Bureau President Brent Corey said it’s too soon to measure an increase in hotel bookings related to the mall because groups usually make travel arrangements a year or more in advance. “The spike we expect will come in 2015 and beyond,” he said.
The 123-room Hilton Home2 Suites will be Morrissey’s first foray into hotel ownership. The company manages hotels, including the St. Paul Hotel.
“It’s a natural progression for us, and I know the area,” said President Bill Morrissey, who has lived in Eagan for 30 years. “We also believe in this [redevelopment] so much we were willing to put our money into it.” The project will cost about $15 million, and he has the right of first refusal on a neighboring parcel where he could build a second hotel.

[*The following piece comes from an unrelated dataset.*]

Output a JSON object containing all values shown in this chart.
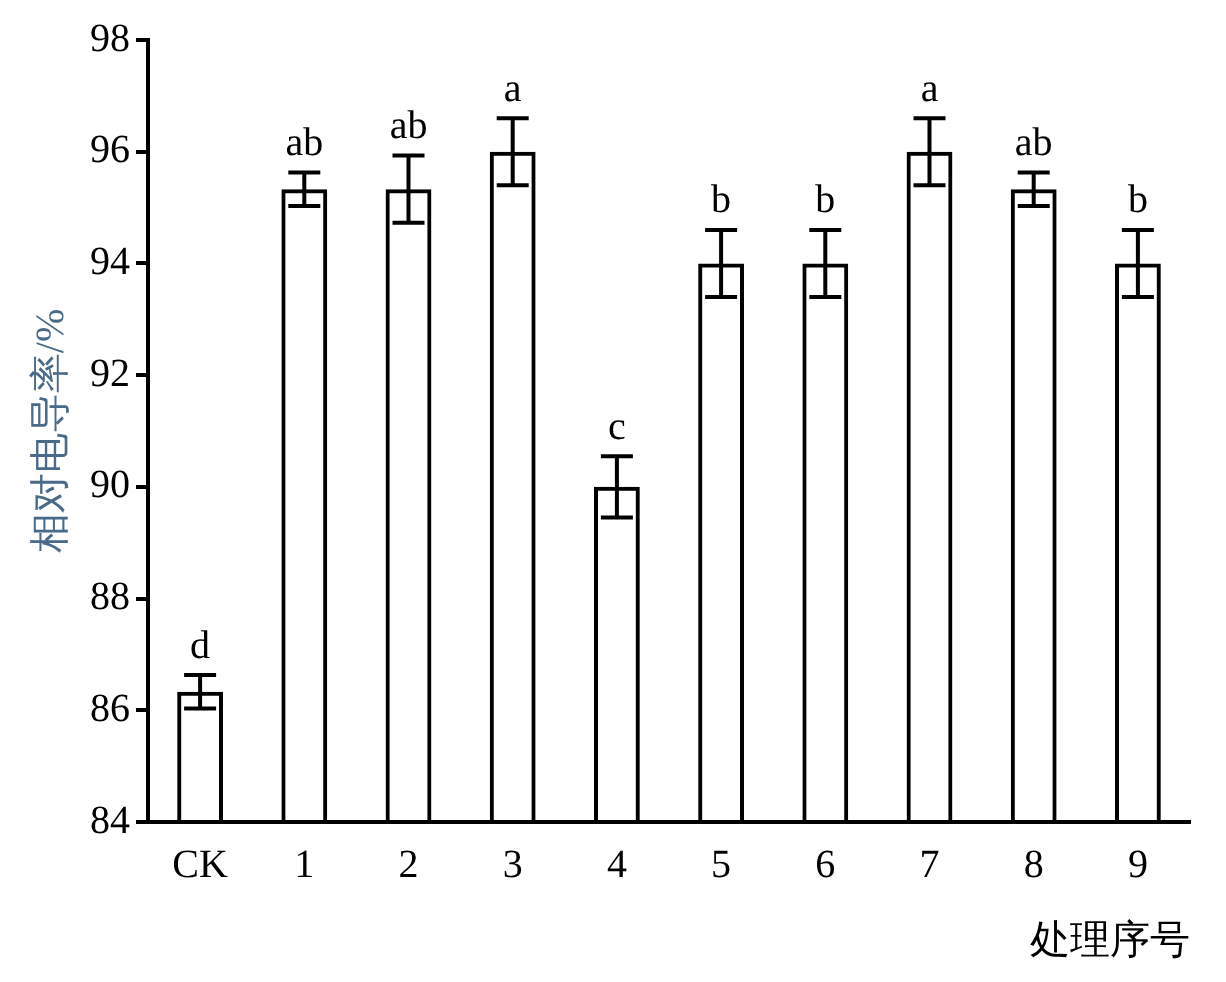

Morrissey said the outlet center was important, but not the only reason for his interest in the site. In addition to mall shoppers, he’s expecting to draw hotel guests doing business with companies like Thomson Reuters and Blue Cross and Blue Shield of Minnesota.
Good for housing, too
Eagan’s large employers could spark a rapid lease-up of the new apartment building, Shardlow said. “There’s got to be some people who are interested in living closer to where they work rather than doing the long commute,” he said.
Hohenstein believes the 192-unit Flats at Cedar Grove will be a test case for upscale apartments in Eagan and surrounding communities. The rental housing boom that began in the downtowns has just begun to arrive south of the river, and the apartments at Cedar Grove will be the first in Eagan in about 20 years.
“It will teach us and the market more about projected need,” Hohenstein said. The city could see more interest from apartment developers for projects in the city if the Flats fills up quickly, he said.
The Flats and another project underway in a different part of the city are aimed at a range of renters — young professionals, families and empty nesters ready to move out of their houses. Maguire said it’s important for Eagan to offer a wide variety of housing.
“We’re pretty heavily invested in 1980s single-family, and that’s great — we’ll never not be that — but it’s important to have those other choices,” Maguire said. “It makes for a more vibrant community.”